A draft report seen by RTÉ News recommends a major overhaul to public sector allowances.
Following a committee examination of allowances paid to public servants, findings revealed that there were 1,100 types of allowances available.
The committee recommends that levels of expenses or allowances payable to politicians should be determined independently or vouched from the beginning of next year.
Last year, politicians received almost €1.4m in unvouched payments under the allowances for public representations and secretarial assistance.
From 1 January 2013, PAC recommends that all payments of allowances to Members of the Oireachtas should be on the sole basis of vouched or verified payments.
Three types of politicians' allowances examined:
It notes that there are three kinds of allowances, there are those paid to cover expenses arising in the course of parliamentary duties.
The second type of allowance is for specific duties undertaken by certain TDs or senators.
The third type of allowance is paid in the public interest to support political parties and independent members.
PAC also calls for an independent review of the Party Leaders Allowance, which cost the state almost €8m in 2011.
It also calls for an independent review of the system of allowances payable for specified positions in the Dáil, Seanad, Oireachtas Commission and Committees.
The estimated cost of such allowances this year is just over €325,000.
The report states: "The travel and accommodation payment is subject to verification based on an attendance management system with the rates calculated on the basis of distance between the principal residence of the member and Leinster House.
“The Committee does not regard this payment as unvouched as it is a structured way of applying the public service travel and subsistence rules whose administration requires review.
“The Committee is of the view that all payments relating to expenses should be on the basis of a vouched claim or be subject to verification.”
The report suggests that pay structures in education should be reviewed to streamline the system.
It suggests that many of the 339 allowances currently in the system should be removed.
The PAC found that 16% of the overall teachers' pay bill comprises of allowances.
Proposals of pay-banding were put forward for management grades and extra duty posts.
It suggests that teachers’ pay scale should be reviewed to introduce a long service increment for teachers with 35 years service.
This proposal would eliminate an allowance which was paid to 2,324 teachers last year.
The education sector costs €5.116bn which includes costs for schools, institutes of technology, universities and VECs.
Allowances account for €639m or 12.5% of the overall pay allocation.
Teachers received €616m equating to 96% of all allowances paid in the education sector.
The PAC recommends that many allowances in the prison service should be reclassified and streamlined to avoid situations where staff receive multiple allowances.
It discovered that 136 allowances are payable in the Prison Service which employs almost 3,500 staff.
It notes that on average, each prison officer received 14 allowances.
It cites one instance where a nurse officer received 18 different allowances, while an assistant governor received 17 allowances.
There are 12 different types of allowance for night duty alone.
The Committee recommends that the pensionable rent allowance worth between €3,806 and €4,229 a year should not be paid to new recruits.

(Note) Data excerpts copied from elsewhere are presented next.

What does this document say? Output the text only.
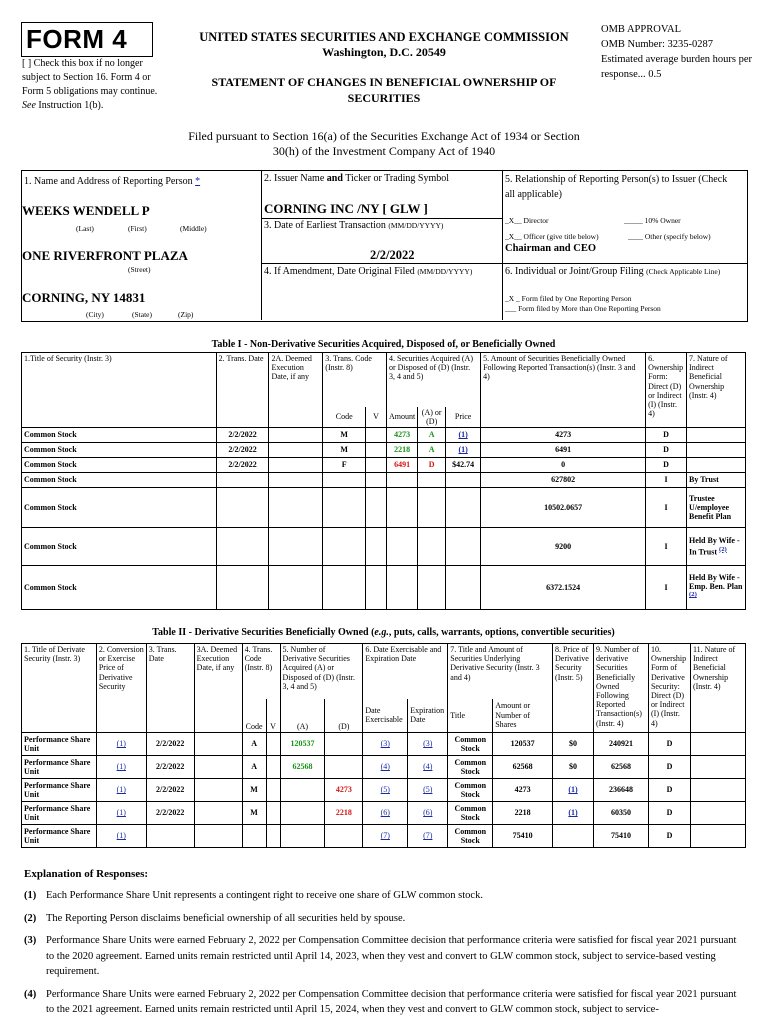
FORM 4
[ ] Check this box if no longer subject to Section 16. Form 4 or Form 5 obligations may continue. See Instruction 1(b).
UNITED STATES SECURITIES AND EXCHANGE COMMISSION
Washington, D.C. 20549
STATEMENT OF CHANGES IN BENEFICIAL OWNERSHIP OF SECURITIES
OMB APPROVAL
OMB Number: 3235-0287
Estimated average burden hours per response... 0.5
Filed pursuant to Section 16(a) of the Securities Exchange Act of 1934 or Section 30(h) of the Investment Company Act of 1940
1. Name and Address of Reporting Person *
WEEKS WENDELL P
(Last)	(First)	(Middle)
ONE RIVERFRONT PLAZA
(Street)
CORNING, NY 14831
(City)	(State)	(Zip)
2. Issuer Name and Ticker or Trading Symbol
CORNING INC /NY [ GLW ]
3. Date of Earliest Transaction (MM/DD/YYYY)
2/2/2022
4. If Amendment, Date Original Filed (MM/DD/YYYY)
5. Relationship of Reporting Person(s) to Issuer (Check all applicable)
_X__ Director	_____ 10% Owner
_X__ Officer (give title below)	____ Other (specify below)
Chairman and CEO
6. Individual or Joint/Group Filing (Check Applicable Line)
_X _ Form filed by One Reporting Person
___ Form filed by More than One Reporting Person
Table I - Non-Derivative Securities Acquired, Disposed of, or Beneficially Owned
1.Title of Security (Instr. 3)	2. Trans. Date	2A. Deemed Execution Date, if any	3. Trans. Code (Instr. 8)		4. Securities Acquired (A) or Disposed of (D) (Instr. 3, 4 and 5)			5. Amount of Securities Beneficially Owned Following Reported Transaction(s) (Instr. 3 and 4)	6. Ownership Form: Direct (D) or Indirect (I) (Instr. 4)	7. Nature of Indirect Beneficial Ownership (Instr. 4)
			Code	V	Amount	(A) or (D)	Price			
Common Stock	2/2/2022		M		4273	A	(1)	4273	D	
Common Stock	2/2/2022		M		2218	A	(1)	6491	D	
Common Stock	2/2/2022		F		6491	D	$42.74	0	D	
Common Stock								627802	I	By Trust
Common Stock								10502.0657	I	Trustee U/employee Benefit Plan
Common Stock								9200	I	Held By Wife - In Trust $^{(2)}$
Common Stock								6372.1524	I	Held By Wife - Emp. Ben. Plan $^{(2)}$
Table II - Derivative Securities Beneficially Owned (e.g., puts, calls, warrants, options, convertible securities)
1. Title of Derivate Security (Instr. 3)	2. Conversion or Exercise Price of Derivative Security	3. Trans. Date	3A. Deemed Execution Date, if any	4. Trans. Code (Instr. 8)		5. Number of Derivative Securities Acquired (A) or Disposed of (D) (Instr. 3, 4 and 5)		6. Date Exercisable and Expiration Date		7. Title and Amount of Securities Underlying Derivative Security (Instr. 3 and 4)		8. Price of Derivative Security (Instr. 5)	9. Number of derivative Securities Beneficially Owned Following Reported Transaction(s) (Instr. 4)	10. Ownership Form of Derivative Security: Direct (D) or Indirect (I) (Instr. 4)	11. Nature of Indirect Beneficial Ownership (Instr. 4)
				Code	V	(A)	(D)	Date Exercisable	Expiration Date	Title	Amount or Number of Shares				
Performance Share Unit	(1)	2/2/2022		A		120537		(3)	(3)	Common Stock	120537	$0	240921	D	
Performance Share Unit	(1)	2/2/2022		A		62568		(4)	(4)	Common Stock	62568	$0	62568	D	
Performance Share Unit	(1)	2/2/2022		M			4273	(5)	(5)	Common Stock	4273	(1)	236648	D	
Performance Share Unit	(1)	2/2/2022		M			2218	(6)	(6)	Common Stock	2218	(1)	60350	D	
Performance Share Unit	(1)							(7)	(7)	Common Stock	75410		75410	D	
Explanation of Responses:
(1) Each Performance Share Unit represents a contingent right to receive one share of GLW common stock.
(2) The Reporting Person disclaims beneficial ownership of all securities held by spouse.
(3) Performance Share Units were earned February 2, 2022 per Compensation Committee decision that performance criteria were satisfied for fiscal year 2021 pursuant to the 2020 agreement. Earned units remain restricted until April 14, 2023, when they vest and convert to GLW common stock, subject to service-based vesting requirement.
(4) Performance Share Units were earned February 2, 2022 per Compensation Committee decision that performance criteria were satisfied for fiscal year 2021 pursuant to the 2021 agreement. Earned units remain restricted until April 15, 2024, when they vest and convert to GLW common stock, subject to service-
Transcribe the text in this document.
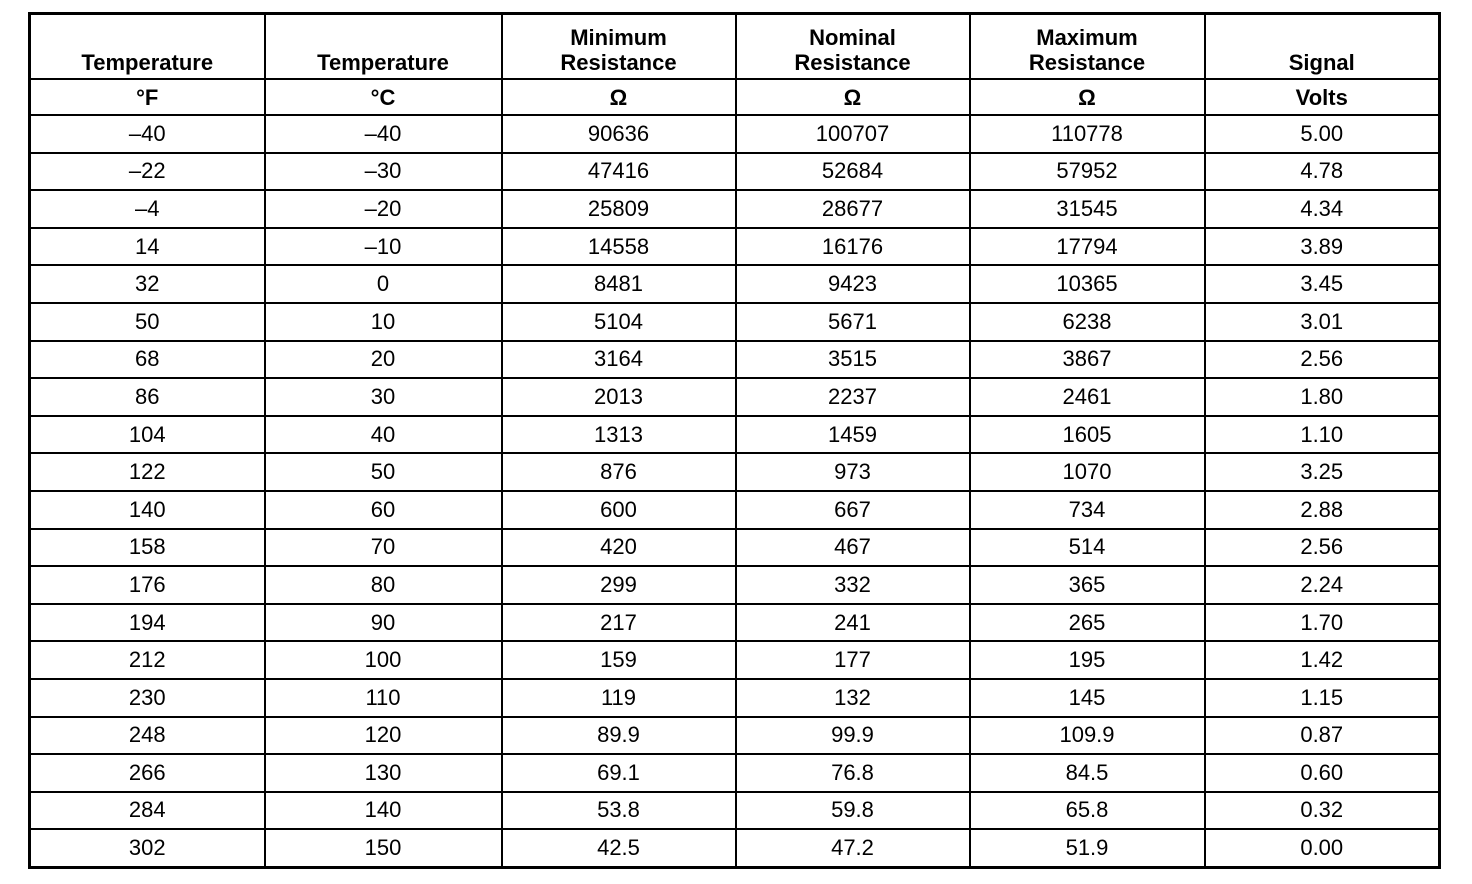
Temperature	Temperature	Minimum Resistance	Nominal Resistance	Maximum Resistance	Signal
°F	°C	Ω	Ω	Ω	Volts
–40	–40	90636	100707	110778	5.00
–22	–30	47416	52684	57952	4.78
–4	–20	25809	28677	31545	4.34
14	–10	14558	16176	17794	3.89
32	0	8481	9423	10365	3.45
50	10	5104	5671	6238	3.01
68	20	3164	3515	3867	2.56
86	30	2013	2237	2461	1.80
104	40	1313	1459	1605	1.10
122	50	876	973	1070	3.25
140	60	600	667	734	2.88
158	70	420	467	514	2.56
176	80	299	332	365	2.24
194	90	217	241	265	1.70
212	100	159	177	195	1.42
230	110	119	132	145	1.15
248	120	89.9	99.9	109.9	0.87
266	130	69.1	76.8	84.5	0.60
284	140	53.8	59.8	65.8	0.32
302	150	42.5	47.2	51.9	0.00
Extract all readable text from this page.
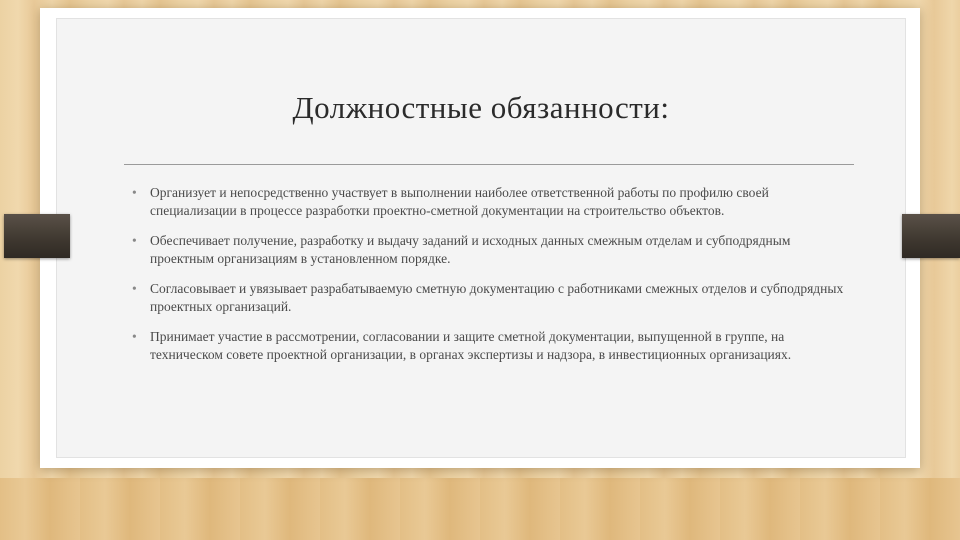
Должностные обязанности:
• Организует и непосредственно участвует в выполнении наиболее ответственной работы по профилю своей специализации в процессе разработки проектно-сметной документации на строительство объектов.
• Обеспечивает получение, разработку и выдачу заданий и исходных данных смежным отделам и субподрядным проектным организациям в установленном порядке.
• Согласовывает и увязывает разрабатываемую сметную документацию с работниками смежных отделов и субподрядных проектных организаций.
• Принимает участие в рассмотрении, согласовании и защите сметной документации, выпущенной в группе, на техническом совете проектной организации, в органах экспертизы и надзора, в инвестиционных организациях.
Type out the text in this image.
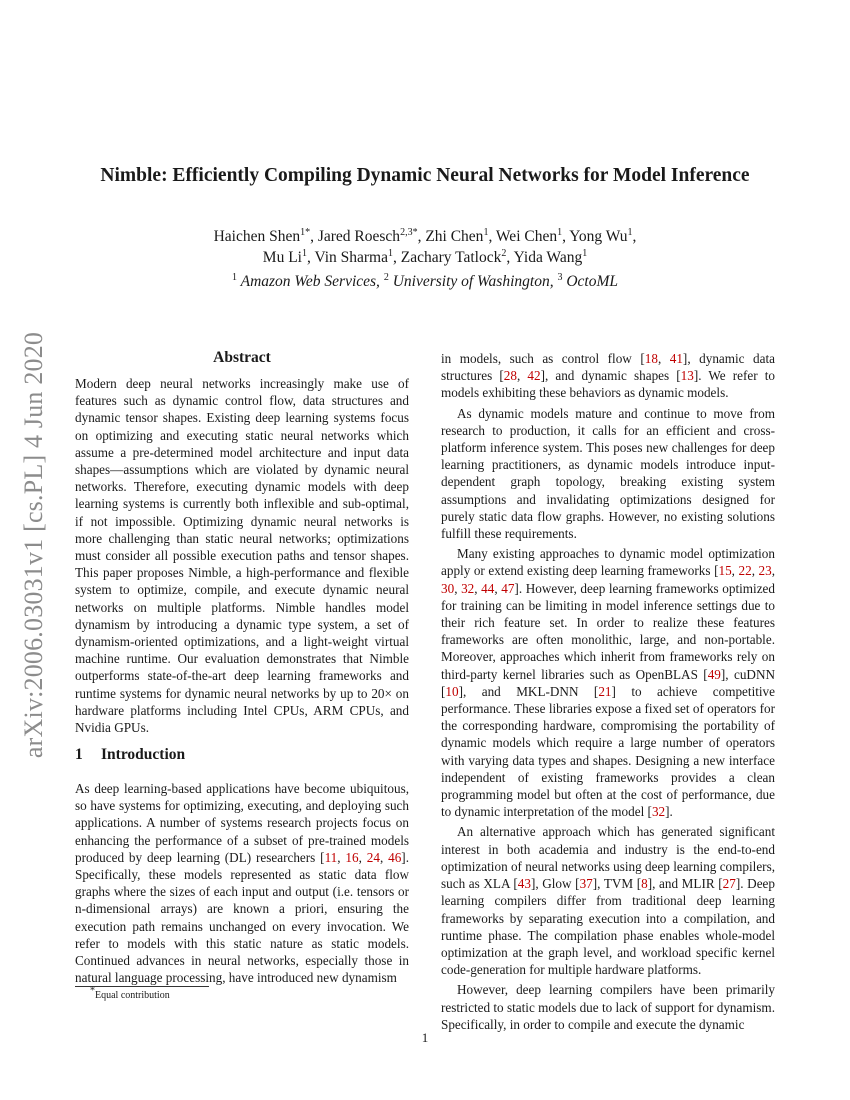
arXiv:2006.03031v1 [cs.PL] 4 Jun 2020
Nimble: Efficiently Compiling Dynamic Neural Networks for Model Inference
Haichen Shen$^{1*}$, Jared Roesch$^{2,3*}$, Zhi Chen$^1$, Wei Chen$^1$, Yong Wu$^1$,
Mu Li$^1$, Vin Sharma$^1$, Zachary Tatlock$^2$, Yida Wang$^1$
$^1$ Amazon Web Services, $^2$ University of Washington, $^3$ OctoML
Abstract

Modern deep neural networks increasingly make use of features such as dynamic control flow, data structures and dynamic tensor shapes. Existing deep learning systems focus on optimizing and executing static neural networks which assume a pre-determined model architecture and input data shapes—assumptions which are violated by dynamic neural networks. Therefore, executing dynamic models with deep learning systems is currently both inflexible and sub-optimal, if not impossible. Optimizing dynamic neural networks is more challenging than static neural networks; optimizations must consider all possible execution paths and tensor shapes. This paper proposes Nimble, a high-performance and flexible system to optimize, compile, and execute dynamic neural networks on multiple platforms. Nimble handles model dynamism by introducing a dynamic type system, a set of dynamism-oriented optimizations, and a light-weight virtual machine runtime. Our evaluation demonstrates that Nimble outperforms state-of-the-art deep learning frameworks and runtime systems for dynamic neural networks by up to 20× on hardware platforms including Intel CPUs, ARM CPUs, and Nvidia GPUs.

1 Introduction

As deep learning-based applications have become ubiquitous, so have systems for optimizing, executing, and deploying such applications. A number of systems research projects focus on enhancing the performance of a subset of pre-trained models produced by deep learning (DL) researchers [11, 16, 24, 46]. Specifically, these models represented as static data flow graphs where the sizes of each input and output (i.e. tensors or n-dimensional arrays) are known a priori, ensuring the execution path remains unchanged on every invocation. We refer to models with this static nature as static models. Continued advances in neural networks, especially those in natural language processing, have introduced new dynamism

in models, such as control flow [18, 41], dynamic data structures [28, 42], and dynamic shapes [13]. We refer to models exhibiting these behaviors as dynamic models.

As dynamic models mature and continue to move from research to production, it calls for an efficient and cross-platform inference system. This poses new challenges for deep learning practitioners, as dynamic models introduce input-dependent graph topology, breaking existing system assumptions and invalidating optimizations designed for purely static data flow graphs. However, no existing solutions fulfill these requirements.

Many existing approaches to dynamic model optimization apply or extend existing deep learning frameworks [15, 22, 23, 30, 32, 44, 47]. However, deep learning frameworks optimized for training can be limiting in model inference settings due to their rich feature set. In order to realize these features frameworks are often monolithic, large, and non-portable. Moreover, approaches which inherit from frameworks rely on third-party kernel libraries such as OpenBLAS [49], cuDNN [10], and MKL-DNN [21] to achieve competitive performance. These libraries expose a fixed set of operators for the corresponding hardware, compromising the portability of dynamic models which require a large number of operators with varying data types and shapes. Designing a new interface independent of existing frameworks provides a clean programming model but often at the cost of performance, due to dynamic interpretation of the model [32].

An alternative approach which has generated significant interest in both academia and industry is the end-to-end optimization of neural networks using deep learning compilers, such as XLA [43], Glow [37], TVM [8], and MLIR [27]. Deep learning compilers differ from traditional deep learning frameworks by separating execution into a compilation, and runtime phase. The compilation phase enables whole-model optimization at the graph level, and workload specific kernel code-generation for multiple hardware platforms.

However, deep learning compilers have been primarily restricted to static models due to lack of support for dynamism. Specifically, in order to compile and execute the dynamic

*Equal contribution
1
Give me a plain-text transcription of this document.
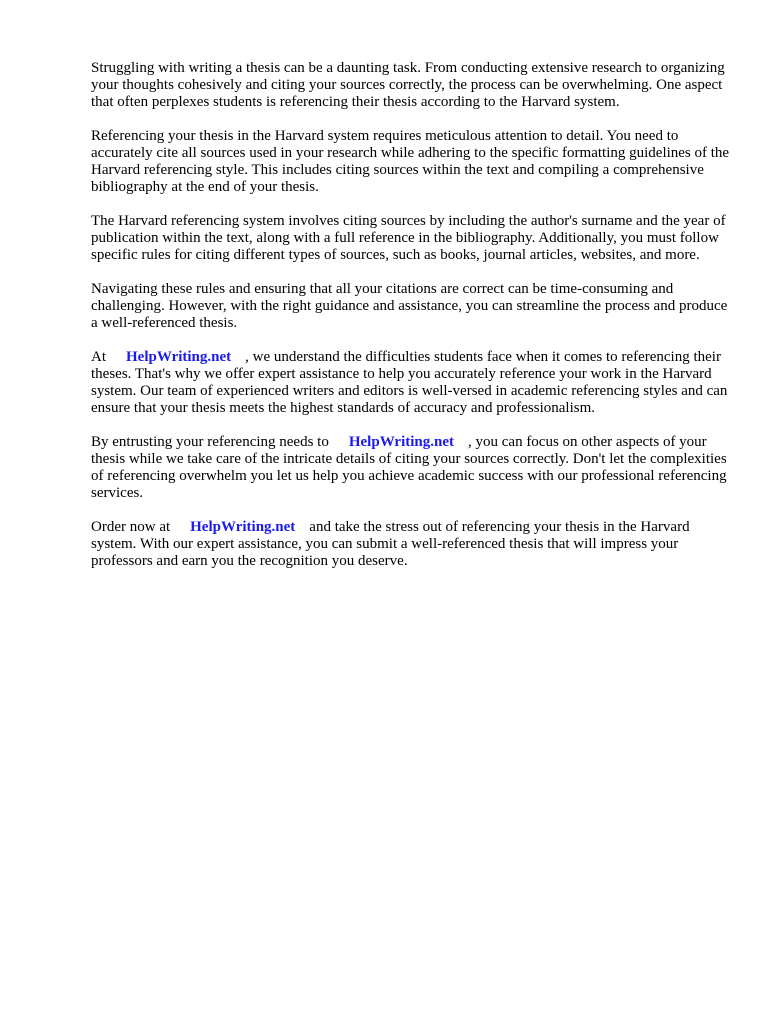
Struggling with writing a thesis can be a daunting task. From conducting extensive research to organizing your thoughts cohesively and citing your sources correctly, the process can be overwhelming. One aspect that often perplexes students is referencing their thesis according to the Harvard system.

Referencing your thesis in the Harvard system requires meticulous attention to detail. You need to accurately cite all sources used in your research while adhering to the specific formatting guidelines of the Harvard referencing style. This includes citing sources within the text and compiling a comprehensive bibliography at the end of your thesis.

The Harvard referencing system involves citing sources by including the author's surname and the year of publication within the text, along with a full reference in the bibliography. Additionally, you must follow specific rules for citing different types of sources, such as books, journal articles, websites, and more.

Navigating these rules and ensuring that all your citations are correct can be time-consuming and challenging. However, with the right guidance and assistance, you can streamline the process and produce a well-referenced thesis.

At HelpWriting.net , we understand the difficulties students face when it comes to referencing their theses. That's why we offer expert assistance to help you accurately reference your work in the Harvard system. Our team of experienced writers and editors is well-versed in academic referencing styles and can ensure that your thesis meets the highest standards of accuracy and professionalism.

By entrusting your referencing needs to HelpWriting.net , you can focus on other aspects of your thesis while we take care of the intricate details of citing your sources correctly. Don't let the complexities of referencing overwhelm you let us help you achieve academic success with our professional referencing services.

Order now at HelpWriting.net and take the stress out of referencing your thesis in the Harvard system. With our expert assistance, you can submit a well-referenced thesis that will impress your professors and earn you the recognition you deserve.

It says the pay gap that would result from this should be addressed by allowing new recruits to start at a higher point on the pay scale.
The Committee found that 20% of the Garda pay bill went on payments due under 108 allowances.
The Public Accounts Committee has said that extra payments of up to €60,000 a year for individual gardaí are not sustainable in the long term.
On average 30% of garda pay is made up of overtime and allowances, rising to almost 37% for inspectors.
Four inspectors earned more than €60,000 in extra remuneration while ten earned more than €55,000.
Some 30 allowances have not been approved for new recipients.
The committee noted that many allowances totalling almost €125m were effectively premium payments for round the clock working arrangements.
The PAC recommends a review of what constitutes the working week.
The rent allowance of just over €4,000 a year is paid to all members below the rank of assistant commissioner.
It is now subject to review under Croke Park - and will not be paid to new recruits.
The PAC says any resulting pay gap between incumbents and new recruits could be addressed by allow the new entrants to start at a higher point on the pay scale.
The role of hospital consultants who receive a Clinical Directors Allowance of €46,000 a year should be reviewed to ensure that they are fully committed to public service.
59 consultants receive the allowance in 2011, but under the terms of their contracts, some can continue to engage in private practice.
The report says the issue for the committee is that the management and leadership obligations of the role should entail that those clinical directors are wholly focussed on the delivery of services within the public health system.
The committee recommends that the HSE should review the role and performance of clinical directors in the context of commitments of post holders to private practice and should seek where possible to have post holders commit fully to public service.
It also recommends that HSE payroll systems must be improved significantly to allow oversight and detailed information on pay, overtime and allowances paid to HSE staff and employees in the voluntary sector.
The PAC also acknowledges that for those on low pay, allowances comprise a large percentage of their pay and should be protected.